Comprehensive Summary
Natural language processing (NLP) can extract valuable insights from clinical notes, aiding in developing personalized physical rehabilitation plans. Sivarajkumar et al. developed NLP algorithms to extract rehabilitation exercise information from clinical notes of stroke patients. First, these rehabilitation exercises were represented through a comprehensive clinical ontology. Then, 3 clinical experts annotated 300 randomly selected sections of clinical notes, divided into training and testing datasets. Finally, they developed rules-based NLP algorithms, machine learning–based NLP algorithms, and large language model (LLM)–based NLP algorithms, and evaluated their ability to extract exercise-related information. Overall, the rules- based NLP algorithm performed best at retrieving exercise concepts, particularly duration, sets, and reps. Gradient boosting was the most effective machine-learning model, excelling in range of motion and location detection.
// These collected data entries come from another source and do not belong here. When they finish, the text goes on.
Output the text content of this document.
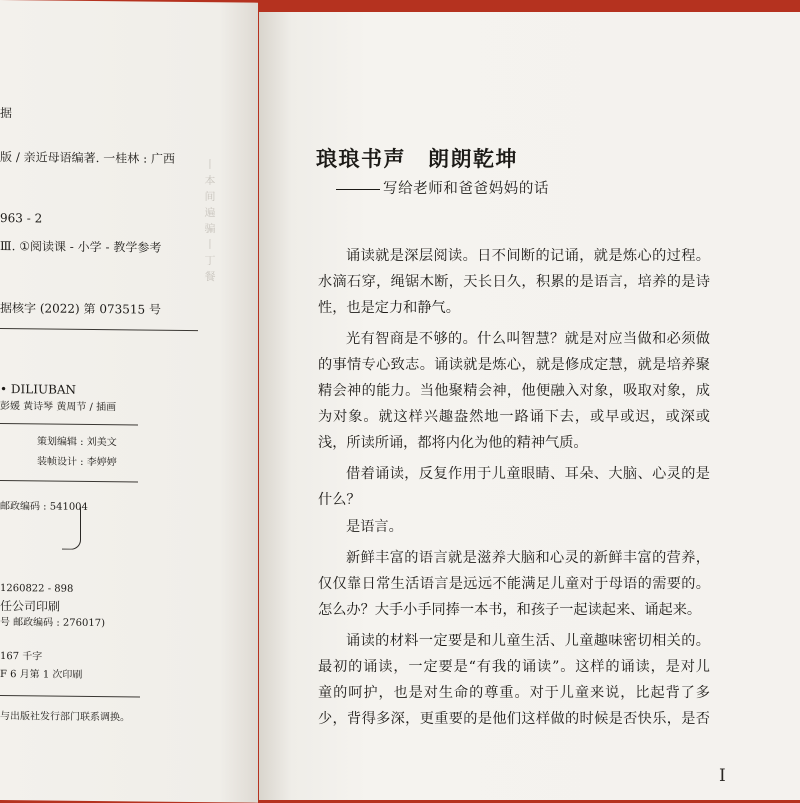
据
版 / 亲近母语编著. 一桂林 : 广西
963 - 2
Ⅲ. ①阅读课 - 小学 - 教学参考
据核字 (2022) 第 073515 号
• DILIUBAN
彭媛 黄诗琴 黄周节 / 插画
策划编辑 : 刘美文
装帧设计 : 李婷婷
邮政编码 : 541004
1260822 - 898
任公司印刷
号 邮政编码 : 276017)
167 千字
F 6 月第 1 次印刷
与出版社发行部门联系调换。
丨
本
间
遍
骗
丨
丁
餐
琅琅书声 朗朗乾坤
写给老师和爸爸妈妈的话
诵读就是深层阅读。日不间断的记诵，就是炼心的过程。
水滴石穿，绳锯木断，天长日久，积累的是语言，培养的是诗
性，也是定力和静气。
光有智商是不够的。什么叫智慧？就是对应当做和必须做
的事情专心致志。诵读就是炼心，就是修成定慧，就是培养聚
精会神的能力。当他聚精会神，他便融入对象，吸取对象，成
为对象。就这样兴趣盎然地一路诵下去，或早或迟，或深或
浅，所读所诵，都将内化为他的精神气质。
借着诵读，反复作用于儿童眼睛、耳朵、大脑、心灵的是
什么？
是语言。
新鲜丰富的语言就是滋养大脑和心灵的新鲜丰富的营养，
仅仅靠日常生活语言是远远不能满足儿童对于母语的需要的。
怎么办？大手小手同捧一本书，和孩子一起读起来、诵起来。
诵读的材料一定要是和儿童生活、儿童趣味密切相关的。
最初的诵读，一定要是“有我的诵读”。这样的诵读，是对儿
童的呵护，也是对生命的尊重。对于儿童来说，比起背了多
少，背得多深，更重要的是他们这样做的时候是否快乐，是否
I
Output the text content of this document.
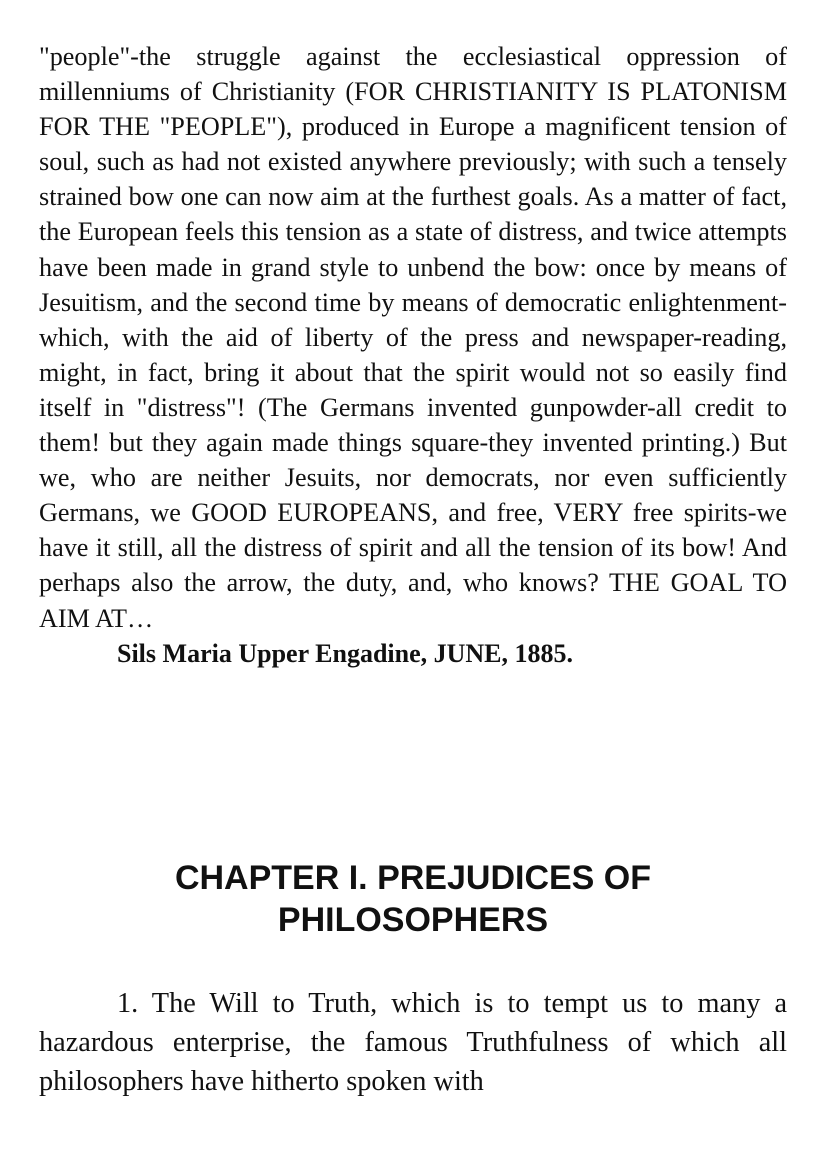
"people"-the struggle against the ecclesiastical oppression of millenniums of Christianity (FOR CHRISTIANITY IS PLATONISM FOR THE "PEOPLE"), produced in Europe a magnificent tension of soul, such as had not existed anywhere previously; with such a tensely strained bow one can now aim at the furthest goals. As a matter of fact, the European feels this tension as a state of distress, and twice attempts have been made in grand style to unbend the bow: once by means of Jesuitism, and the second time by means of democratic enlightenment-which, with the aid of liberty of the press and newspaper-reading, might, in fact, bring it about that the spirit would not so easily find itself in "distress"! (The Germans invented gunpowder-all credit to them! but they again made things square-they invented printing.) But we, who are neither Jesuits, nor democrats, nor even sufficiently Germans, we GOOD EUROPEANS, and free, VERY free spirits-we have it still, all the distress of spirit and all the tension of its bow! And perhaps also the arrow, the duty, and, who knows? THE GOAL TO AIM AT…

Sils Maria Upper Engadine, JUNE, 1885.

CHAPTER I. PREJUDICES OF
PHILOSOPHERS

1. The Will to Truth, which is to tempt us to many a hazardous enterprise, the famous Truthfulness of which all philosophers have hitherto spoken with
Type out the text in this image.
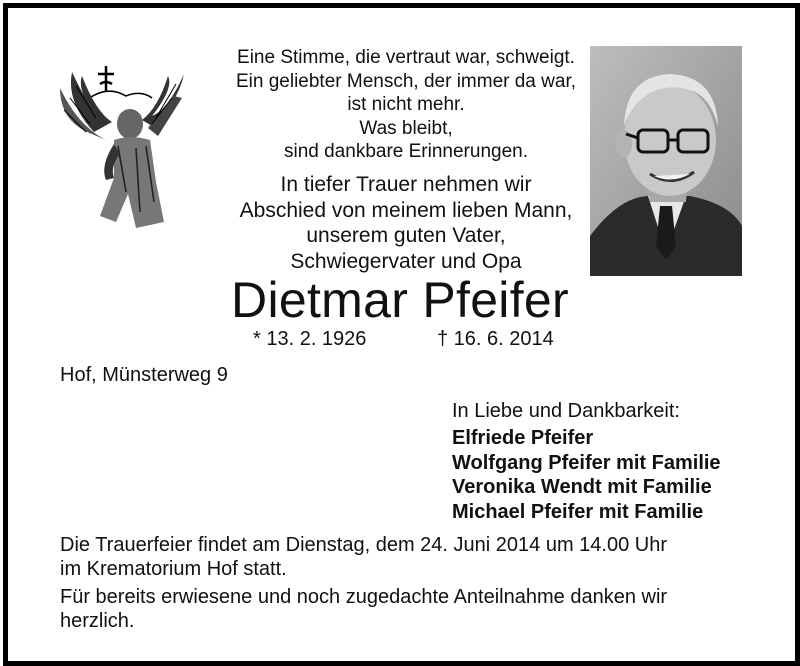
Eine Stimme, die vertraut war, schweigt.
Ein geliebter Mensch, der immer da war,
ist nicht mehr.
Was bleibt,
sind dankbare Erinnerungen.
In tiefer Trauer nehmen wir
Abschied von meinem lieben Mann,
unserem guten Vater,
Schwiegervater und Opa
Dietmar Pfeifer
* 13. 2. 1926	† 16. 6. 2014
Hof, Münsterweg 9
In Liebe und Dankbarkeit:
Elfriede Pfeifer
Wolfgang Pfeifer mit Familie
Veronika Wendt mit Familie
Michael Pfeifer mit Familie
Die Trauerfeier findet am Dienstag, dem 24. Juni 2014 um 14.00 Uhr
im Krematorium Hof statt.
Für bereits erwiesene und noch zugedachte Anteilnahme danken wir
herzlich.
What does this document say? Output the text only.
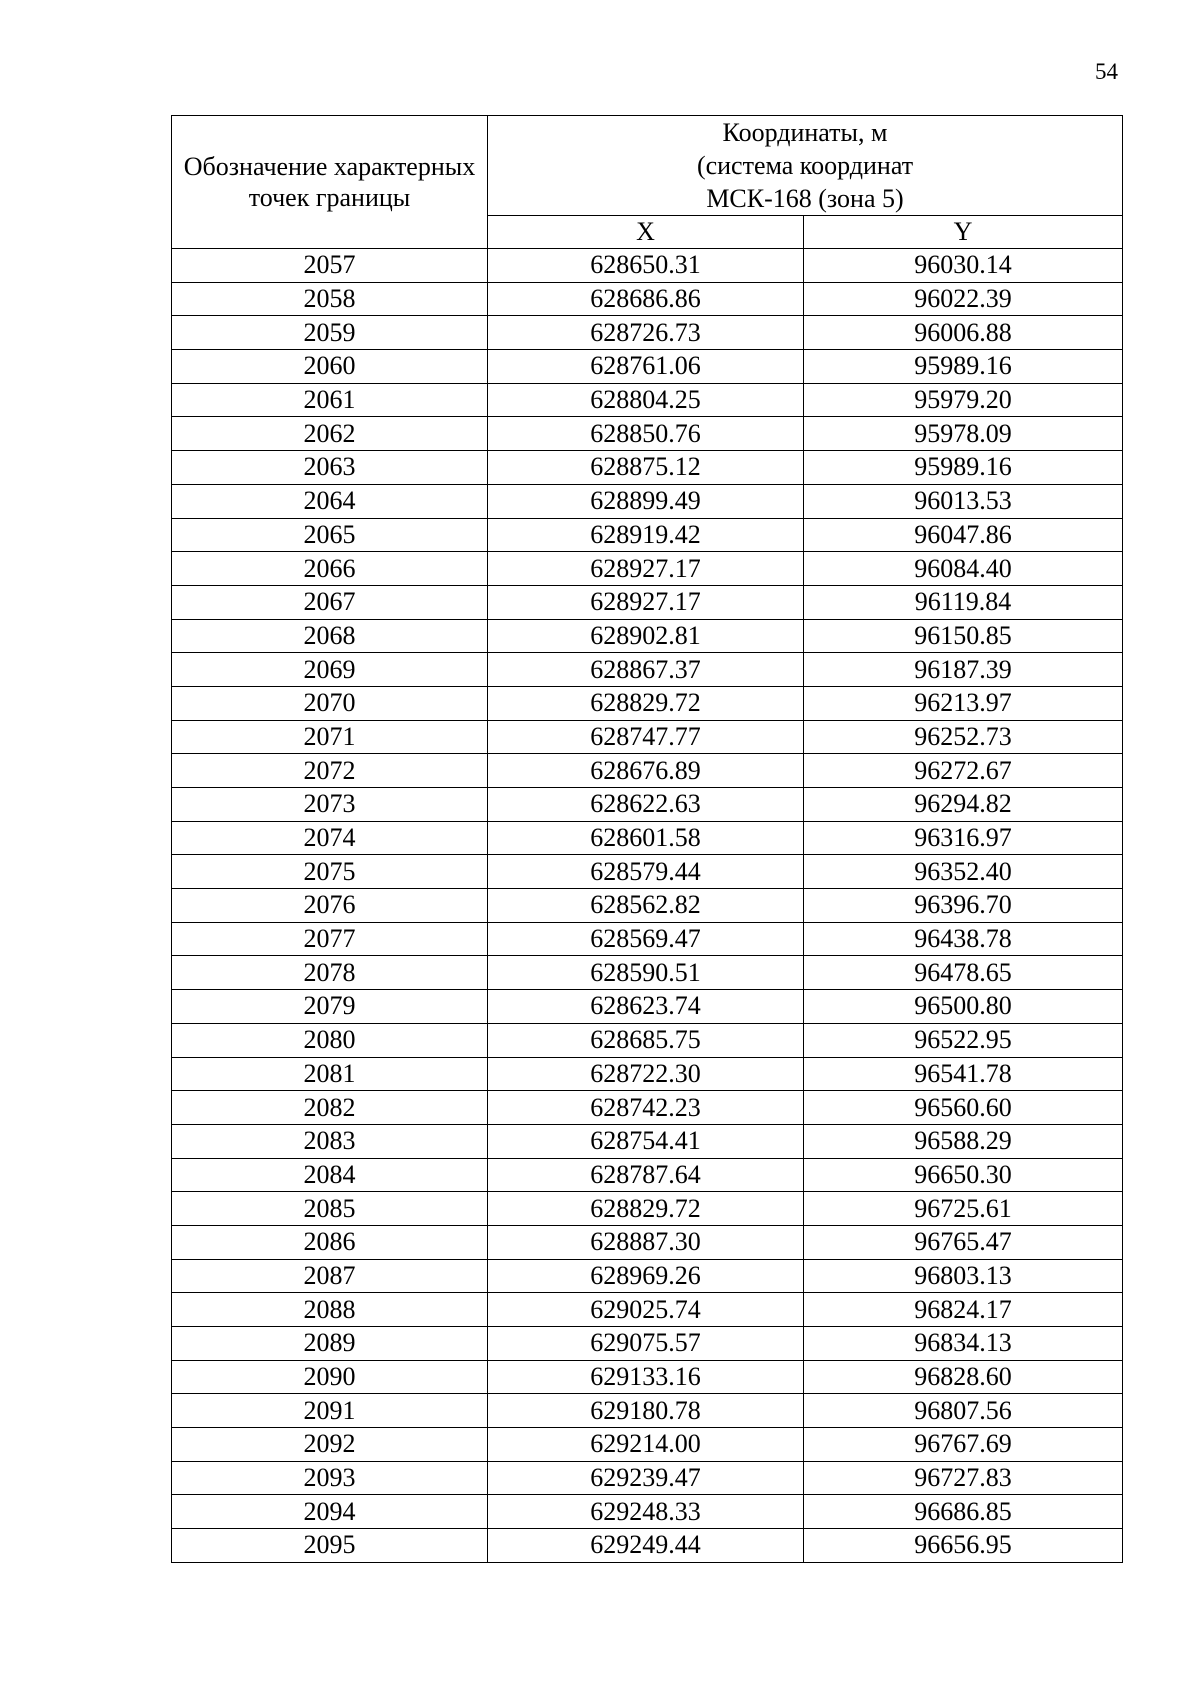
54
Обозначение характерных точек границы	Координаты, м
(система координат
МСК-168 (зона 5)	

	X	Y
2057	628650.31	96030.14
2058	628686.86	96022.39
2059	628726.73	96006.88
2060	628761.06	95989.16
2061	628804.25	95979.20
2062	628850.76	95978.09
2063	628875.12	95989.16
2064	628899.49	96013.53
2065	628919.42	96047.86
2066	628927.17	96084.40
2067	628927.17	96119.84
2068	628902.81	96150.85
2069	628867.37	96187.39
2070	628829.72	96213.97
2071	628747.77	96252.73
2072	628676.89	96272.67
2073	628622.63	96294.82
2074	628601.58	96316.97
2075	628579.44	96352.40
2076	628562.82	96396.70
2077	628569.47	96438.78
2078	628590.51	96478.65
2079	628623.74	96500.80
2080	628685.75	96522.95
2081	628722.30	96541.78
2082	628742.23	96560.60
2083	628754.41	96588.29
2084	628787.64	96650.30
2085	628829.72	96725.61
2086	628887.30	96765.47
2087	628969.26	96803.13
2088	629025.74	96824.17
2089	629075.57	96834.13
2090	629133.16	96828.60
2091	629180.78	96807.56
2092	629214.00	96767.69
2093	629239.47	96727.83
2094	629248.33	96686.85
2095	629249.44	96656.95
LLM-based approaches achieved high recall but low precision and rarely outperformed simpler algorithms. Inaccuracies in the training dataset contributed to the algorithm’s misclassifications, which might be mitigated through clinical notes’ pre-processing. More than half of the concepts were omitted due to infrequent annotation, while lack of context, abbreviations, and inconsistent numerical reporting further complicated data extraction. Although refining the rules could address some of these challenges, it also risks overfitting the training set. Future improvements should incorporate more patient variables, expand exercise concepts, diversify data sources accounting for varied styles, and ensure extensive algorithm validation.
Outcomes and Implications
Rehabilitation relies on personalized physical therapy plans, which could be assisted by predictive models evaluating treatment options and outcomes. Extracting relevant information from clinical notes using NLP techniques is a step towards developing such tools. This study reports the development and performance of several NLP algorithms in extracting exercise concepts from stroke patients’ clinical notes. While different approaches excelled in particular concepts, the rules-based NLP algorithm performed best overall. Future developments will include additional patient variables, exercise concepts, and diversifying data sources. The goal is to implement a robust standardized extraction protocol with consistency and completeness checks ensuring reliability and accuracy.